Конечно, было бы разумней и безопасней совсем отказаться от этой затеи, и Горенскому, пожалуй, стоило бы проявить настойчивость и попытаться уговорить своих строптивых родичей не лезть на рожон, ибо затея эта, при всей её кажущейся безобидности, на самом деле была скрытым вызовом царю, и тот, вне всякого сомнения, так её и воспримет. Но Горенский сознательно не стал этого делать, потому что и сам, по своей внутренней потребности, хотел пойти к Ивану. Он был в чести у царя, и в чести немалой, можно даже сказать, что и вправду был его любимцем, хотя сам так не считал, чем в глубине души даже гордился. Впрочем, своим отношениям с Иваном он затруднялся дать точное определение. Странными были эти отношения. Иван постоянно держал его под рукой, приказывал почётные и важные дела и даже включил его в число своих душеприказчиков. Из всех Оболенских, к которым Иван и раньше не питал особой приязни, он, Горенский, был единственным, удостоившимся такой чести, и это не было ни уступкой со стороны Ивана влиятельному роду, как могло бы показаться, ни тем более заигрыванием с самим Горенским, чего и показаться не могло, — Иван действительно доверял ему, без игры, без расчёта, без хитрости. Полоцкий поход, где Горенский, не боярин, всего лишь окольничий, получил под начало Сторожевой полк, был самым лучшим тому доказательством.

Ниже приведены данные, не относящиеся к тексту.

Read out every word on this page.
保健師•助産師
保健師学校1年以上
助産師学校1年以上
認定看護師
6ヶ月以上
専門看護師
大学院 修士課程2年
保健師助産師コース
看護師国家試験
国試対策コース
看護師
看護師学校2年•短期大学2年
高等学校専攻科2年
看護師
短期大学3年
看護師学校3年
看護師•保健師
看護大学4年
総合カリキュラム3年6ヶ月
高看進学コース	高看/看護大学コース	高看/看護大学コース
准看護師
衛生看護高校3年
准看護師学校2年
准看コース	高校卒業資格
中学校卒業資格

Вместе с тем Иван никогда не допускал его близко к себе, никогда не бывал с ним ласков, приветлив, скорее наоборот: частенько срывал на нём злость, незаслуженно обижал... Пример тому — его злобная выходка в Великих Луках, когда он ни за что ни про что вызверился на него, требуя уступить место казанцу Симеону Касаевичу, явившемуся вместе с ним в Разрядную избу. Что уж там обозлило его — бог весть, но, должно быть, могло показаться, что воеводы намеренно, в пику ему, не оказали честь Симеону. Было такое: растерявшиеся от неожиданного прихода царя воеводы и вправду не поторопились почтить татарина, даже места ему не освободили, и Горенский в том числе, но свой полный злобы н ненависти взгляд Иван почему-то предназначил только ему одному, словно он, Горенский, подбил их на это или вообще был олицетворением всей той противности и перекора, которые Иван подозревал в каждом боярине, в каждом воеводе.

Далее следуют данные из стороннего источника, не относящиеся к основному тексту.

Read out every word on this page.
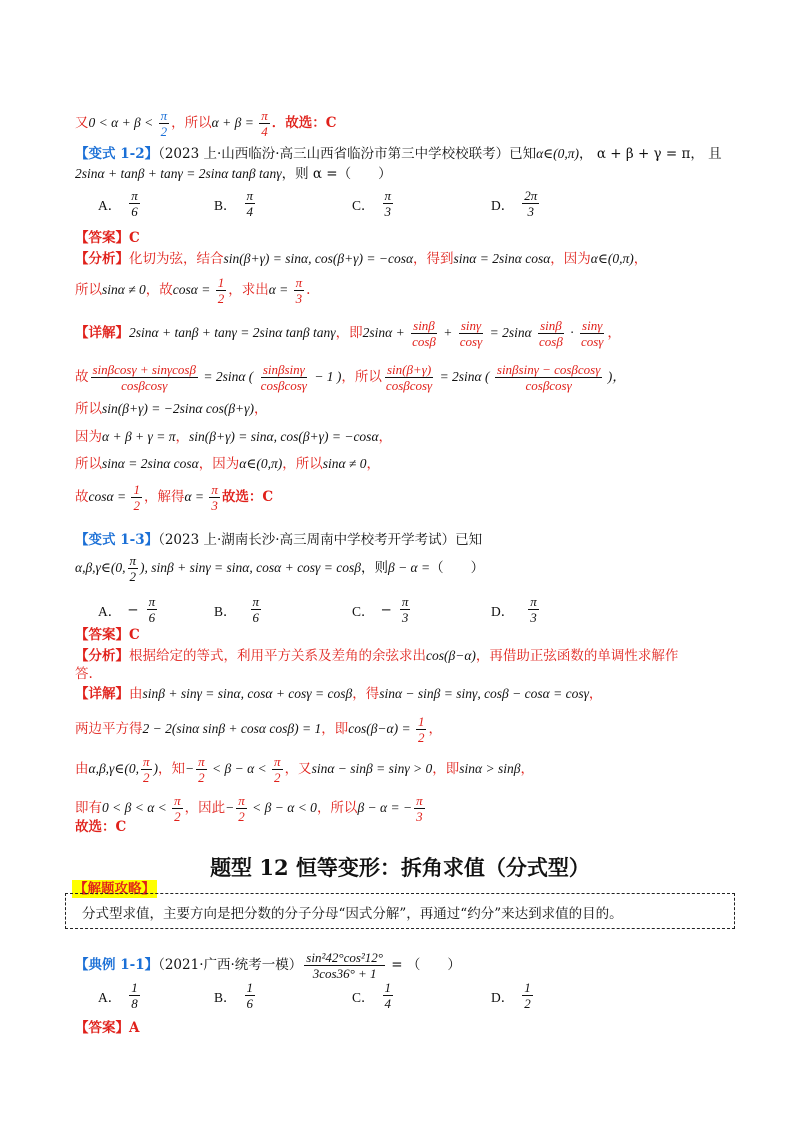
又$0 < \alpha + \beta < \frac{\pi}{2}$ ，所以$\alpha + \beta = \frac{\pi}{4}$ ．故选：C
【变式 1-2】（2023 上·山西临汾·高三山西省临汾市第三中学校校联考）已知α∈(0,π)， α + β + γ = π， 且
2sinα + tanβ + tanγ = 2sinα tanβ tanγ，则 α =（　　）
A． $\frac{\pi}{6}$	B． $\frac{\pi}{4}$	C． $\frac{\pi}{3}$	D． $\frac{2\pi}{3}$
【答案】C
【分析】化切为弦，结合sin(β+γ) = sinα, cos(β+γ) = −cosα，得到sinα = 2sinα cosα，因为α∈(0,π)，
所以sinα ≠ 0，故$\cos\alpha = \frac{1}{2}$ ，求出$\alpha = \frac{\pi}{3}$ .
【详解】2sinα + tanβ + tanγ = 2sinα tanβ tanγ，即$2\sin\alpha + \frac{\sin\beta}{\cos\beta} + \frac{\sin\gamma}{\cos\gamma} = 2\sin\alpha \frac{\sin\beta}{\cos\beta} \cdot \frac{\sin\gamma}{\cos\gamma}$ ，
故 $\frac{\sin\beta\cos\gamma + \sin\gamma\cos\beta}{\cos\beta\cos\gamma} = 2\sin\alpha$ ( $\frac{\sin\beta\sin\gamma}{\cos\beta\cos\gamma} - 1$ )，所以 $\frac{\sin(\beta+\gamma)}{\cos\beta\cos\gamma} = 2\sin\alpha$ ( $\frac{\sin\beta\sin\gamma - \cos\beta\cos\gamma}{\cos\beta\cos\gamma}$ )，
所以sin(β+γ) = −2sinα cos(β+γ)，
因为α + β + γ = π，sin(β+γ) = sinα, cos(β+γ) = −cosα，
所以sinα = 2sinα cosα，因为α∈(0,π)，所以sinα ≠ 0，
故$\cos\alpha = \frac{1}{2}$ ，解得$\alpha = \frac{\pi}{3}$ 故选：C
【变式 1-3】（2023 上·湖南长沙·高三周南中学校考开学考试）已知
α,β,γ∈(0, $\frac{\pi}{2}$ ), sinβ + sinγ = sinα, cosα + cosγ = cosβ，则β − α =（　　）
A． − $\frac{\pi}{6}$	B． $\frac{\pi}{6}$	C． − $\frac{\pi}{3}$	D． $\frac{\pi}{3}$
【答案】C
【分析】根据给定的等式，利用平方关系及差角的余弦求出cos(β−α)，再借助正弦函数的单调性求解作
答.
【详解】由sinβ + sinγ = sinα, cosα + cosγ = cosβ，得sinα − sinβ = sinγ, cosβ − cosα = cosγ，
两边平方得2 − 2(sinα sinβ + cosα cosβ) = 1，即$\cos(\beta-\alpha) = \frac{1}{2}$ ，
由α,β,γ∈(0, $\frac{\pi}{2}$ )，知− $\frac{\pi}{2} < \beta - \alpha < \frac{\pi}{2}$ ，又sinα − sinβ = sinγ > 0，即sinα > sinβ，
即有$0 < \beta < \alpha < \frac{\pi}{2}$ ，因此− $\frac{\pi}{2} < \beta - \alpha < 0$，所以β − α = − $\frac{\pi}{3}$
故选：C
题型 12 恒等变形：拆角求值（分式型）
【解题攻略】
分式型求值，主要方向是把分数的分子分母“因式分解”，再通过“约分”来达到求值的目的。
【典例 1-1】（2021·广西·统考一模） $\frac{\text{sin²42°cos²12°}}{3\cos 36^\circ + 1}$ = （　　）
A． $\frac{1}{8}$	B． $\frac{1}{6}$	C． $\frac{1}{4}$	D． $\frac{1}{2}$
【答案】A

А сколько было других случаев, пусть и не столь разительных, но тоже оставивших в душе свой след, — им Горенский и счёт потерял. Теперь, когда между царём и его родом пробежала чёрная кошка, память почему-то возрождала именно это — обидное, горькое, злое, словно что-то в нём, неподвластное его воле, его рассудку, стремилось восстать на Ивана, отвратить от него... Но, быть может (и скорее всего!), тут действовали иные силы — защитные. Пробуждая в нём эти недобрые воспоминания, они тем самым укрепляли его, помогали выработать способность — переносить ещё худшее, точно так же, как малыми дозами яда вырабатывают способность переносить большие. А худшего не нужно было долго ждать. Оно уже пришло, явилось — вдогон за чёрной кошкой, след которой неизбежно должен был пролечь и через их личные отношения, хотя видимых причин для этого и не было: сам он ничем не прогневал Ивана и не дал ему ни малейшего повода заподозрить его в родовом единодушии, но — он тоже был Оболенский, а Иван был не тем человеком, который мог легко переступить через это. Конечно, он не крикнет ему в злобе: «Пошёл вон!» — как мог бы крикнуть любому из Оболенских, и то доверие, которое он до сих пор испытывал к нему, тоже не сразу, не в одночасье сменится недоверием и неприязнью; может статься, что этого и вовсе не случится, но какая-то межа, грань всё равно будет существовать, мучительно, непреодолимо разделяя их отношения на старые и новые.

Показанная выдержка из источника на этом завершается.